California’s first Open Primary produced wins across the board for moderates, as Republicans paid the price for sticking to the same hardline messaging that has steadily eroded the Party’s relevance in a state that was never in doubt for President Obama.
In fact, Republicans found themselves so out of sync with the electorate that they were reduced to one last argument with voters in the closing weeks, “vote for us to prevent the “supermajority” or they will raise your taxes.”
It didn’t work.
There are two factors behind the total Republican collapse. First and foremost, the open primary exposed their hard-right candidates to the light of a general election turnout. Second, the Democrats again proved themselves better at the fundamentals of targeting and getting out their vote.

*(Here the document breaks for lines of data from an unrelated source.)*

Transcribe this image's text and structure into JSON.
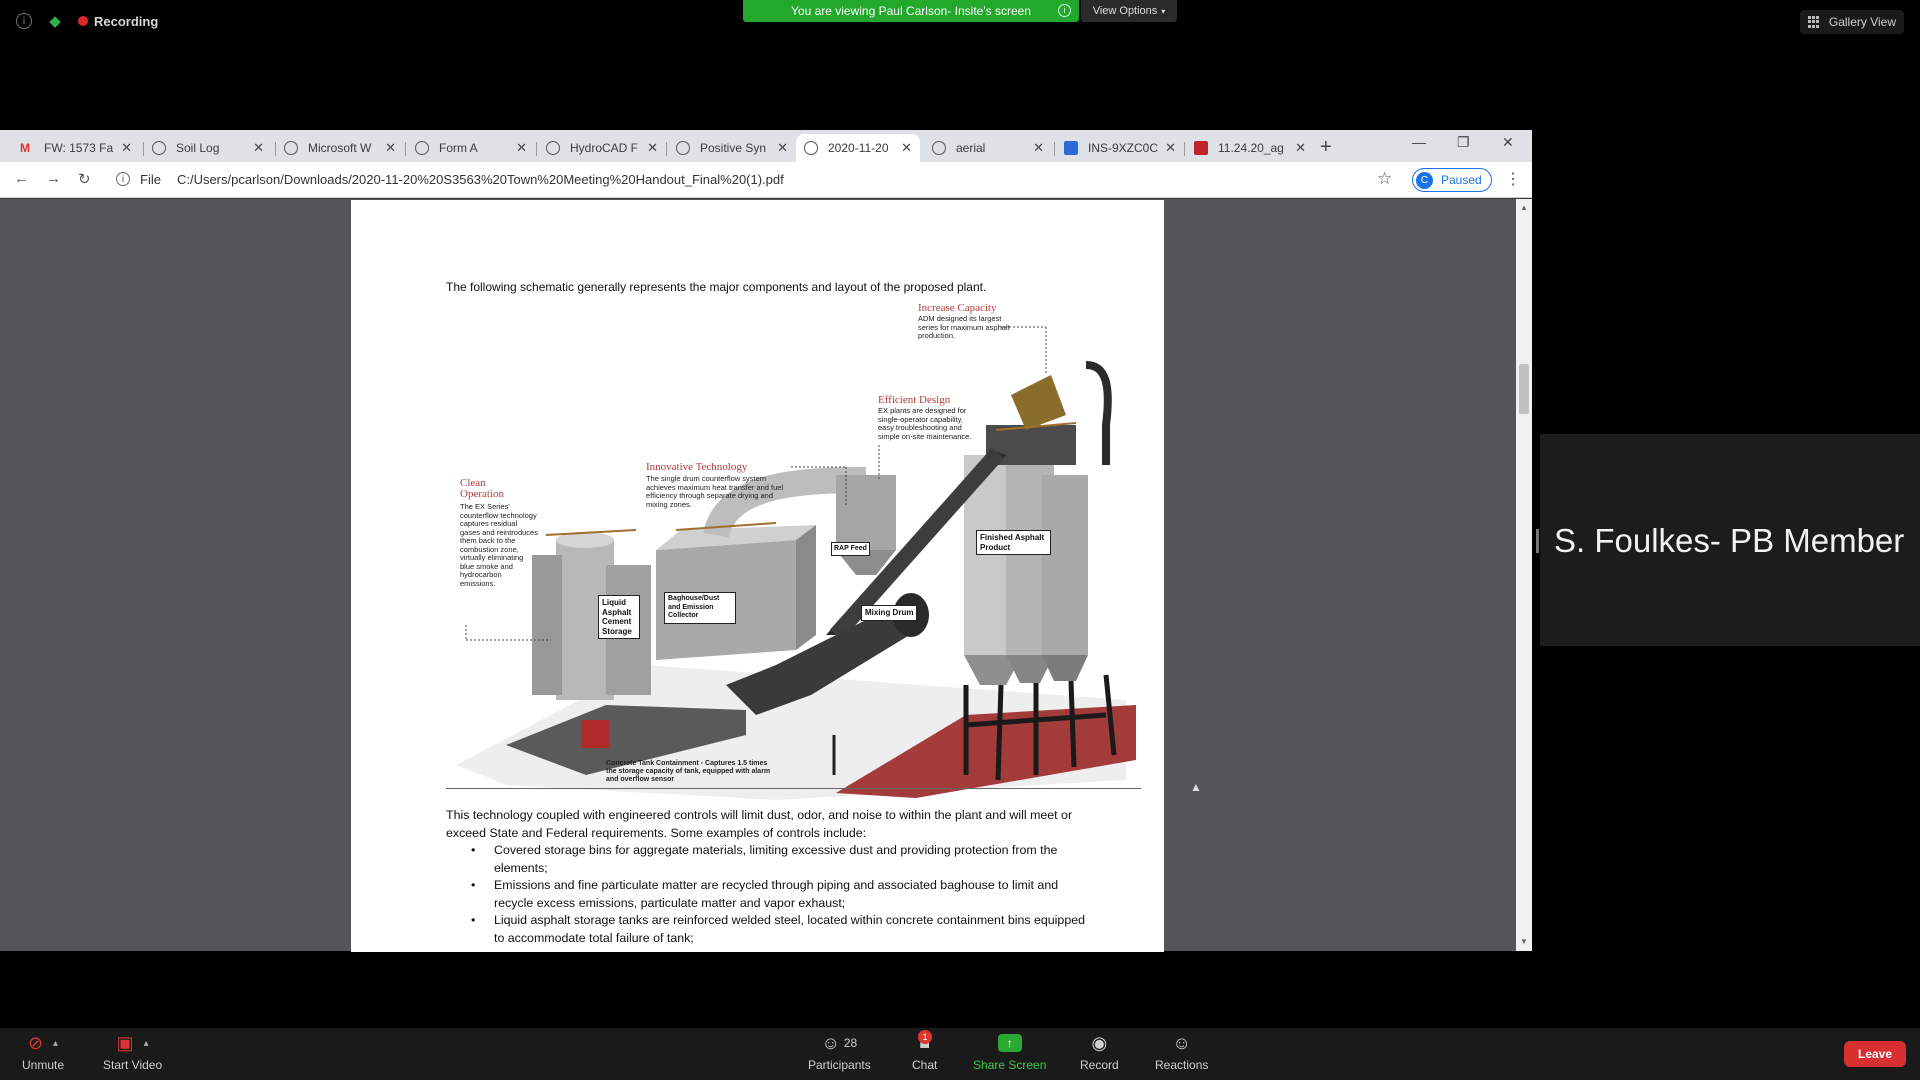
{
  "zoom": {
    "recording_label": "Recording",
    "banner_text": "You are viewing Paul Carlson- Insite's screen",
    "view_options_label": "View Options",
    "gallery_view_label": "Gallery View",
    "participant_name": "S. Foulkes- PB Member",
    "toolbar": {
      "unmute": "Unmute",
      "start_video": "Start Video",
      "participants": "Participants",
      "participants_count": "28",
      "chat": "Chat",
      "chat_badge": "1",
      "share_screen": "Share Screen",
      "record": "Record",
      "reactions": "Reactions",
      "leave": "Leave"
    }
  },
  "browser": {
    "tabs": [
      {
        "label": "FW: 1573 Fa",
        "icon": "gmail-icon"
      },
      {
        "label": "Soil Log",
        "icon": "globe-icon"
      },
      {
        "label": "Microsoft W",
        "icon": "globe-icon"
      },
      {
        "label": "Form A",
        "icon": "globe-icon"
      },
      {
        "label": "HydroCAD F",
        "icon": "globe-icon"
      },
      {
        "label": "Positive Syn",
        "icon": "globe-icon"
      },
      {
        "label": "2020-11-20",
        "icon": "globe-icon"
      },
      {
        "label": "aerial",
        "icon": "globe-icon"
      },
      {
        "label": "INS-9XZC0C",
        "icon": "app-icon"
      },
      {
        "label": "11.24.20_ag",
        "icon": "app-icon"
      }
    ],
    "active_tab_index": 6,
    "url_scheme": "File",
    "url": "C:/Users/pcarlson/Downloads/2020-11-20%20S3563%20Town%20Meeting%20Handout_Final%20(1).pdf",
    "profile_initial": "C",
    "profile_status": "Paused"
  },
  "pdf": {
    "intro": "The following schematic generally represents the major components and layout of the proposed plant.",
    "figure": {
      "callouts": [
        {
          "title": "Increase Capacity",
          "text": "ADM designed its largest series for maximum asphalt production."
        },
        {
          "title": "Efficient Design",
          "text": "EX plants are designed for single-operator capability, easy troubleshooting and simple on-site maintenance."
        },
        {
          "title": "Innovative Technology",
          "text": "The single drum counterflow system achieves maximum heat transfer and fuel efficiency through separate drying and mixing zones."
        },
        {
          "title": "Clean Operation",
          "text": "The EX Series' counterflow technology captures residual gases and reintroduces them back to the combustion zone, virtually eliminating blue smoke and hydrocarbon emissions."
        }
      ],
      "labels": {
        "rap_feed": "RAP Feed",
        "finished": "Finished Asphalt Product",
        "baghouse": "Baghouse/Dust and Emission Collector",
        "liquid": "Liquid Asphalt Cement Storage",
        "mixing": "Mixing Drum",
        "tank": "Concrete Tank Containment - Captures 1.5 times the storage capacity of tank, equipped with alarm and overflow sensor"
      }
    },
    "paragraph": "This technology coupled with engineered controls will limit dust, odor, and noise to within the plant and will meet or exceed State and Federal requirements.  Some examples of controls include:",
    "bullets": [
      "Covered storage bins for aggregate materials, limiting excessive dust and providing protection from the elements;",
      "Emissions and fine particulate matter are recycled through piping and associated baghouse to limit and recycle excess emissions, particulate matter and vapor exhaust;",
      "Liquid asphalt storage tanks are reinforced welded steel, located within concrete containment bins equipped to accommodate total failure of tank;"
    ]
  },
  "colors": {
    "banner_green": "#22a82b",
    "leave_red": "#d83030",
    "callout_red": "#b33b3b",
    "chrome_blue": "#1a73e8"
  }
}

Republicans made no effort to moderate in the face of open primary. Democrats did. Hidden under the big Democratic sweep, ironically is a even measurable moderation of the legislature. In so-called “same party contests” moderates won across the board.
The Speaker of the Assembly was the big winner on partisan terms having produced, it appears, two more wins over Republicans than generally predicted. But, he also appeared to be losing both of his highest priority races where he supported candidates challenged by other Democrats.
Candidates of both parties, who started out their campaigns by reaching out to all voters rather than to their narrow partisan base prevailed on Tuesday. Open primary rewarded and punished just as its proponents claimed it would.
The question going forward is, what happens to a Republican brand that is so hopelessly damaged that new independent registrants actually outnumber new Republican registrants and total registration has dropped below 30%?
Many partisan party activists and leaders will see this as a badge of honor and press still harder on the same accelerator that has them on the brink of oblivion. But, will the business community that has historically funded the bulk of Republican candidates follow them over the cliff?
One wouldn’t think so. But, so far … they have.